A Statement from the American Clinical Laboratory Association (ACLA) on the HHS-CMS Final Rule Allowing Patients Direct Access to Personal Laboratory Results
WASHINGTON, Feb. 4, 2014 /PRNewswire-USNewswire/ -- On behalf of ACLA -- a not-for-profit association representing the nation's leading national and regional clinical laboratories on key issues of common concern, including federal and state government reimbursement and regulatory policies – ACLA President Alan Mertz issued the following statement:
The ACLA today expressed its support for a new regulation issued by the Department of Health and Human Services (HHS), to be released in the Federal Register on Thursday, February 6 that will permit patients to request copies of their personal laboratory results. As patients have become more active participants in decisions about their own health care, obtaining their own medical information, including the results of clinical laboratory tests, will assist them in making more informed decisions. HHS' action will permit residents of many states to access this information for the first time.

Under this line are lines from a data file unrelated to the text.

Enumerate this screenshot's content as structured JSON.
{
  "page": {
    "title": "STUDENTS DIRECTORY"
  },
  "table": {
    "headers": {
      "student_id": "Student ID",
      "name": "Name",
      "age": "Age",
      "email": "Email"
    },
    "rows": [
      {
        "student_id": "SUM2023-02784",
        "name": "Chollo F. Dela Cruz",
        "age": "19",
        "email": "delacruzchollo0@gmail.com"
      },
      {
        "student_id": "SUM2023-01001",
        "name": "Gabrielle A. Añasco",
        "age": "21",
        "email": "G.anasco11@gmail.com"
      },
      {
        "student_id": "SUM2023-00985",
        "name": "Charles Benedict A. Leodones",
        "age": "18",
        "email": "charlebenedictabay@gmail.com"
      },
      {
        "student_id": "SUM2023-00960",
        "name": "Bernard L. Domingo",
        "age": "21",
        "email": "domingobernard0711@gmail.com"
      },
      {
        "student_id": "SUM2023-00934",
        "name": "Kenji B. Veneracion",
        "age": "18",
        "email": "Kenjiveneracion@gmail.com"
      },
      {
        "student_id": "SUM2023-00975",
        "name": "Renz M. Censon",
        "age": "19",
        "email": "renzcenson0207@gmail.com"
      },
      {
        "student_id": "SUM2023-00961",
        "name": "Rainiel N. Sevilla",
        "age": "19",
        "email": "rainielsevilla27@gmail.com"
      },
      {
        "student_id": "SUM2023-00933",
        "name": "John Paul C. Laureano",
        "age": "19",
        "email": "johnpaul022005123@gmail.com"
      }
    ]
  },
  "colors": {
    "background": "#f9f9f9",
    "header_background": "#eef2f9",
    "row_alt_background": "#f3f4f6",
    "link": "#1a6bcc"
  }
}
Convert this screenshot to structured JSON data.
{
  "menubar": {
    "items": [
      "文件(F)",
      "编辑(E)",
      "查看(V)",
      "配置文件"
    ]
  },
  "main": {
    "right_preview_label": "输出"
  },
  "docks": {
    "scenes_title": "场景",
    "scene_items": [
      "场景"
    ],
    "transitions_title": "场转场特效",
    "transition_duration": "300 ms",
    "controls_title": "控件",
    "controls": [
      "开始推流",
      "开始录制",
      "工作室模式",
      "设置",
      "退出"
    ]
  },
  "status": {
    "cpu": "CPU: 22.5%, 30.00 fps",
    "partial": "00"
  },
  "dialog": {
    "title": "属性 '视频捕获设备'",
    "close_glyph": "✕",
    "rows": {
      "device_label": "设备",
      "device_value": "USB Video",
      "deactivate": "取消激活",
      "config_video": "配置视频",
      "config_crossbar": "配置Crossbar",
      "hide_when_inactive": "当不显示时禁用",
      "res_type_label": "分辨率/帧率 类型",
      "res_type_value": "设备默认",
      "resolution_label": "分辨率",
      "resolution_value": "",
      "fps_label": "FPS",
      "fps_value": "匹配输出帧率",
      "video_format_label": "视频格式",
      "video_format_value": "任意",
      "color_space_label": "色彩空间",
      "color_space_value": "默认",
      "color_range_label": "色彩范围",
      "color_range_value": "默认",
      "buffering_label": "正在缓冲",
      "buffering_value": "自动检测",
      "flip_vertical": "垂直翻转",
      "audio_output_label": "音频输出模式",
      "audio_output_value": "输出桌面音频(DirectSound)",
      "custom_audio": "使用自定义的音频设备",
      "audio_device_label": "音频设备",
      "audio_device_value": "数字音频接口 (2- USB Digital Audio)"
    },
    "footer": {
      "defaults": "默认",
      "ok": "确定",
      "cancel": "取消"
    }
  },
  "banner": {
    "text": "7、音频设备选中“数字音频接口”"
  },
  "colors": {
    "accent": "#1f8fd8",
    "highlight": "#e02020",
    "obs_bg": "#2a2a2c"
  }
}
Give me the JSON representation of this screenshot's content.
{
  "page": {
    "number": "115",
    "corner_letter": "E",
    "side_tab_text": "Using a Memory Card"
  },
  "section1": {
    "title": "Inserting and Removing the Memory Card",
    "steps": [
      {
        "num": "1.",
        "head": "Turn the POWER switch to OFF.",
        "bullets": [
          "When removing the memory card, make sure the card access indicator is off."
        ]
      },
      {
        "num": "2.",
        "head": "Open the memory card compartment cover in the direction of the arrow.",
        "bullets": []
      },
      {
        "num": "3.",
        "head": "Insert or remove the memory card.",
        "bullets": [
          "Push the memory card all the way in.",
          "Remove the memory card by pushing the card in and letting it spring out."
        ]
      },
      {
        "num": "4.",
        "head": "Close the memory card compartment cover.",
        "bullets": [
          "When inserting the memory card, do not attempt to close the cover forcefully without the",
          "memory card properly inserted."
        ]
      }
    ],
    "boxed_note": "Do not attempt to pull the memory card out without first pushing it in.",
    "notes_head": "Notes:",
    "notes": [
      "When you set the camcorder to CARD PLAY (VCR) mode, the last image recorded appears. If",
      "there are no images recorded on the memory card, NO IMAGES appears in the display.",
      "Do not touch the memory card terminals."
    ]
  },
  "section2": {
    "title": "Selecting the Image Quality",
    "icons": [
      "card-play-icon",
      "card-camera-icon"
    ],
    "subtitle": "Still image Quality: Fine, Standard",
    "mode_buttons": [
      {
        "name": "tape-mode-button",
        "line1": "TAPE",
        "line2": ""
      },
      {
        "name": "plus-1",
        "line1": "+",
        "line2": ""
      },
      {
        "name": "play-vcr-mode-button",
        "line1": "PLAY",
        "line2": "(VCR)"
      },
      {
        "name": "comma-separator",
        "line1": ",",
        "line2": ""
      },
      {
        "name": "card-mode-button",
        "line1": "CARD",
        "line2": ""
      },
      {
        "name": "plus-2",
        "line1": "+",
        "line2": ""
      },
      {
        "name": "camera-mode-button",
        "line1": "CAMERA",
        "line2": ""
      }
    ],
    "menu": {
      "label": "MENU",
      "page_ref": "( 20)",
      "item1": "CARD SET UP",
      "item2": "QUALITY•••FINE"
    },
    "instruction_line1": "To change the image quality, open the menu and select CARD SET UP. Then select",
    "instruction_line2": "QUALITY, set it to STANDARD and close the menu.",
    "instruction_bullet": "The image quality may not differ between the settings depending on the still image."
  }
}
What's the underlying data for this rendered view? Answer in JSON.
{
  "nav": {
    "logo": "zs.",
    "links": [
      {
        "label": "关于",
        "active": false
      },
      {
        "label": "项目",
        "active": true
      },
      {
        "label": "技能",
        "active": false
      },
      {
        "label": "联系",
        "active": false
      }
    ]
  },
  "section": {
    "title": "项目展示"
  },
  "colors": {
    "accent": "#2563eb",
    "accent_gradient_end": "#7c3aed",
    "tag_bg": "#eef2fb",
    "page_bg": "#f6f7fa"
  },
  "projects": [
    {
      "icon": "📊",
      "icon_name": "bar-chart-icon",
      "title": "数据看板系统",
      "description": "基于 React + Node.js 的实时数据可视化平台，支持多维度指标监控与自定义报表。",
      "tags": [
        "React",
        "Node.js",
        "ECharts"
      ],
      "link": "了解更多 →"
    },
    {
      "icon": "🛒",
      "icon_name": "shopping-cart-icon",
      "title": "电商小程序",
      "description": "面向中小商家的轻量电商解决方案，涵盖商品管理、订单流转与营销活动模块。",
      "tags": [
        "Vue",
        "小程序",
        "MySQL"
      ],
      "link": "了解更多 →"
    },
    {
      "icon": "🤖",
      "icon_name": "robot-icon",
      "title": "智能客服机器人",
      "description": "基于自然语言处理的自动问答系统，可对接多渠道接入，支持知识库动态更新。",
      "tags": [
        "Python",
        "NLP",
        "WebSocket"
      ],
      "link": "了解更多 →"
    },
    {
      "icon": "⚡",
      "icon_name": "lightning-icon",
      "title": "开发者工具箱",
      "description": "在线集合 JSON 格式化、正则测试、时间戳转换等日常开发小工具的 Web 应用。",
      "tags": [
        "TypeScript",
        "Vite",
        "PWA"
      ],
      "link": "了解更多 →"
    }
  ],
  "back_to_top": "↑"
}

ACLA applauds HHS and the Centers for Medicare & Medicaid Services (CMS) for making a clear, unequivocal statement that the rule will now preempt more restrictive state laws that previously limited patient access and will alleviate any ambiguity and confusion for health care consumers.
ACLA cautions patients, however, that it is vitally important to seek advice and guidance from their physicians and health care professionals on the interpretation and meaning of particular test results. While laboratories will make this information available, as required, ACLA encourages patients to work closely with their physicians and health care providers to understand the meaning of what is often very complex medical information. This will be especially important for more sophisticated tests with results that could cause anxiety to patients who may have difficulty understanding the meaning of the results or its implications.
Because laboratories typically do not have direct contact with the patient, as they often obtain specimens from the physician's office, labs will be diligent in ensuring that the individual making the request has a right to that information. Laboratories will continue to be vigilant in protecting the confidentiality of sensitive and private health care information.